Variation among population groups
- The incidence of gestational diabetes increased with the level of socioeconomic disadvantage. Women from the lowest socioeconomic group were 1.6 times as likely to be diagnosed with gestational diabetes as women in the highest socioeconomic group (19% and 12%, respectively).
- The incidence of gestational diabetes was similar by remoteness area.
- Compared with women born in Australia, women born in Southern and Central Asia were more than twice as likely to be diagnosed with gestational diabetes (13% and 28%, respectively). Women born in South-East Asia (22%) were 1.7 times as likely while women born in North Africa and the Middle East (21%) and North-East Asia (21%) were 1.6 times as likely to be diagnosed with gestational diabetes.
- Women born in North-West Europe and the Americas experienced similar gestational diabetes incidence rates as Australian born women (11% compared with 13%).
See the Incidence of gestational diabetes data visualisation for further detail.
Aboriginal and Torres Strait Islander women
- There were over 1,600 new cases of gestational diabetes among Aboriginal and Torres Strait Islander women, equating to 12% of Indigenous women aged 15–49 who gave birth.
- Incidence increased with age, peaking in the 40+ year age group at 32%. Women in this age group were 4 times as likely to be diagnosed with gestational diabetes as Indigenous women aged 15–19 and 20–24 (7% and 9%, respectively).
After adjusting for differences in the age structure of the populations, the incidence rate among Aboriginal and Torres Strait Islander women was 1.3 times the rate for non-Indigenous women.

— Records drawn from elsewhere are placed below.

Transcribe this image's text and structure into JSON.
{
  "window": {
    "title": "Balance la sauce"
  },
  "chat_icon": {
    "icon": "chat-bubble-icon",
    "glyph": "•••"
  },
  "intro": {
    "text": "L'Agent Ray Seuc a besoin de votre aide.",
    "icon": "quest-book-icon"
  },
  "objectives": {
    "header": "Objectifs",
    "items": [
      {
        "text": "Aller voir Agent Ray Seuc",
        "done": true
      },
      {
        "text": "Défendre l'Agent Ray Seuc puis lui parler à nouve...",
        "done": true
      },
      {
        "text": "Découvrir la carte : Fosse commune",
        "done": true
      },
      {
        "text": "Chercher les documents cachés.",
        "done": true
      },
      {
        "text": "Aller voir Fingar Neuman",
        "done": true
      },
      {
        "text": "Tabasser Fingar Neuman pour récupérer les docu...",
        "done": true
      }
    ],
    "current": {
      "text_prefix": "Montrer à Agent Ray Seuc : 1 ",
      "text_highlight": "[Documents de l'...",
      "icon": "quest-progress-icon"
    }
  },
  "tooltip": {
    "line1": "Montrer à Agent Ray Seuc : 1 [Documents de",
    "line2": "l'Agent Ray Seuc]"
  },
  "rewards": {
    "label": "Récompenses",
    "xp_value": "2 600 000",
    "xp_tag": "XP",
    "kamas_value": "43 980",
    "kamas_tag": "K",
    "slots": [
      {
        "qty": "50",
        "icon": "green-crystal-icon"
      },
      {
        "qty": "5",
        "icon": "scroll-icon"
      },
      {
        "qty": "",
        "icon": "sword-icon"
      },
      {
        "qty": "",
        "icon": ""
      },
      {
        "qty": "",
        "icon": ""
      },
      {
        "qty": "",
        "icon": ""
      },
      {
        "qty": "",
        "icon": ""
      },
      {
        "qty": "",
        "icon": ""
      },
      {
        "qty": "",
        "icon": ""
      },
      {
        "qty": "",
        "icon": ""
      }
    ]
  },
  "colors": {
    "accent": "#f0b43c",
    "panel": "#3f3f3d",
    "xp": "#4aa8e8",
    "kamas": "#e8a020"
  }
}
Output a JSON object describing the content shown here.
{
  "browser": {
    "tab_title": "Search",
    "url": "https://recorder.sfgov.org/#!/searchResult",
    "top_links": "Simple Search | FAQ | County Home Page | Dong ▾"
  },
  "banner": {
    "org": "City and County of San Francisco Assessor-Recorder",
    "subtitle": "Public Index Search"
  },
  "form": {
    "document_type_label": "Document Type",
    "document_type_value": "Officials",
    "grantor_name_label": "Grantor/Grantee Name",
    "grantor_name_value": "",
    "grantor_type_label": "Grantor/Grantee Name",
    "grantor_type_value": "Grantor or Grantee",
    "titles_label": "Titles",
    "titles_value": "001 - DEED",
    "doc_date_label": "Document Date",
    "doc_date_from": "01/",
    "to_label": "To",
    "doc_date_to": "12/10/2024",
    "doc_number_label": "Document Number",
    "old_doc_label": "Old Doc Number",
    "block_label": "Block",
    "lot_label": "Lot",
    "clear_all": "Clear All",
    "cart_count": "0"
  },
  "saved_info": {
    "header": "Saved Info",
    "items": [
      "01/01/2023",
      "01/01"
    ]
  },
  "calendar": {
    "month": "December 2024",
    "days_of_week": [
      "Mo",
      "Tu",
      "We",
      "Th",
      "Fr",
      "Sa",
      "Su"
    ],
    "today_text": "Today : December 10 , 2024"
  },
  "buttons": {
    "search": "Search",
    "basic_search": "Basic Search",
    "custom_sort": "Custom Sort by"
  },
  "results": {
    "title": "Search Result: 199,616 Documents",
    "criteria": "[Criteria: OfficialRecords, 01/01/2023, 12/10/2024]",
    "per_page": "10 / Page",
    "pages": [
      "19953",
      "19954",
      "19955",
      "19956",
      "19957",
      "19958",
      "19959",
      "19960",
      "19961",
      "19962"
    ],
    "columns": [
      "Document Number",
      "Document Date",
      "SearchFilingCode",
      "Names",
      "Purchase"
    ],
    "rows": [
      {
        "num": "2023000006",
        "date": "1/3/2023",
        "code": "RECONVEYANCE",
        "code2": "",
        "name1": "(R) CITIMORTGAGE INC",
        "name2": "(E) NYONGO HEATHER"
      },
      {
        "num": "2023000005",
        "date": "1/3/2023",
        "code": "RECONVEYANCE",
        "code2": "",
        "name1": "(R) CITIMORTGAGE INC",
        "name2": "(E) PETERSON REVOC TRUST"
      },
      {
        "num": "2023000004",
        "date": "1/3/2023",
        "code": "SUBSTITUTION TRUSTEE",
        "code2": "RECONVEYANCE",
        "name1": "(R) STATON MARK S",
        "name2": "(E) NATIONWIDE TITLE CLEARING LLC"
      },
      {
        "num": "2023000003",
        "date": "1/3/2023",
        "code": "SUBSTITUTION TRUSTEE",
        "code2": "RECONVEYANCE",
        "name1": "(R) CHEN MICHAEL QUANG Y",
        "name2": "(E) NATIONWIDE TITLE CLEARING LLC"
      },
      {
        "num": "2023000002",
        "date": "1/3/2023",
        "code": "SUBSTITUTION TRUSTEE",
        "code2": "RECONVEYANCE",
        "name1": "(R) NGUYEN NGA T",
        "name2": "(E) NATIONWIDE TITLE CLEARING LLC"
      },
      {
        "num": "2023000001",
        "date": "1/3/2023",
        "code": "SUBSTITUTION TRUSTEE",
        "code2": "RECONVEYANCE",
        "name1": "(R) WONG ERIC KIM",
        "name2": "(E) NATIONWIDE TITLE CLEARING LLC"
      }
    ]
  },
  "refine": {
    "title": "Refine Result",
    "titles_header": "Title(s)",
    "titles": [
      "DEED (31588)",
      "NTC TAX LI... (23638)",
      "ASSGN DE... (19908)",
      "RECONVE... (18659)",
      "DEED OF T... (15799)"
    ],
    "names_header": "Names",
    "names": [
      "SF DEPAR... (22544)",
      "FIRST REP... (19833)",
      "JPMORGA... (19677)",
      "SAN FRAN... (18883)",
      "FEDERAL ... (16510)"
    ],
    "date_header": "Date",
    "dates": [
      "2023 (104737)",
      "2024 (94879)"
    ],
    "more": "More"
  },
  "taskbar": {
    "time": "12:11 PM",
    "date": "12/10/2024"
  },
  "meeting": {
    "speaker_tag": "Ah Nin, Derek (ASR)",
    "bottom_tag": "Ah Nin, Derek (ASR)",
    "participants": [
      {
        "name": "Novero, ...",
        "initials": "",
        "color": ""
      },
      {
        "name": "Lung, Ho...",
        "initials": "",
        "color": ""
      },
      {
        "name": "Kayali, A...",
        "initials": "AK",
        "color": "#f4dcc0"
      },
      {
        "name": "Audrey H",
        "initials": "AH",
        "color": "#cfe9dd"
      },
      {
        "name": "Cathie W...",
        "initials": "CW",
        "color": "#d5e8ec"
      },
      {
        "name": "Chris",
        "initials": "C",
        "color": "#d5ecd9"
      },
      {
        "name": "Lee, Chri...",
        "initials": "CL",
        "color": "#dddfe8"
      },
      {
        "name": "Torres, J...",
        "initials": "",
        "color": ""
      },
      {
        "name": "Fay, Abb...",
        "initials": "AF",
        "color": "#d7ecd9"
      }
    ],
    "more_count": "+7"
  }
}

Ethnicity is a known risk factor for gestational diabetes (Yuen & Wong 2015). Groups at higher risk include Asian, Indian subcontinent, Aboriginal, Torres Strait Islander, Pacific Islander, Maori, Middle Eastern, non-white African (Nankervis et al. 2014). Data on ethnicity is not collected in the National Hospital Morbidity Database, hence country of birth (grouped into regions) is used as a proxy measure for ethnicity.
Data for Aboriginal and Torres Strait Islander women aged 40–44 and 45–49 combined due to small numbers.
Nankervis A, Mclntyre HD, Moses R, Ross G, Callaway L, Porter C et al. 2014. ADIPS consensus guidelines for the testing and diagnosis of gestational diabetes mellitus in Australia. Sydney: Australasian Diabetes in Pregnancy Society.
Yuen L & Wong VW 2015. Gestational diabetes mellitus: Challenges for different ethnic groups. World Journal of Diabetes 6(8):214–1032.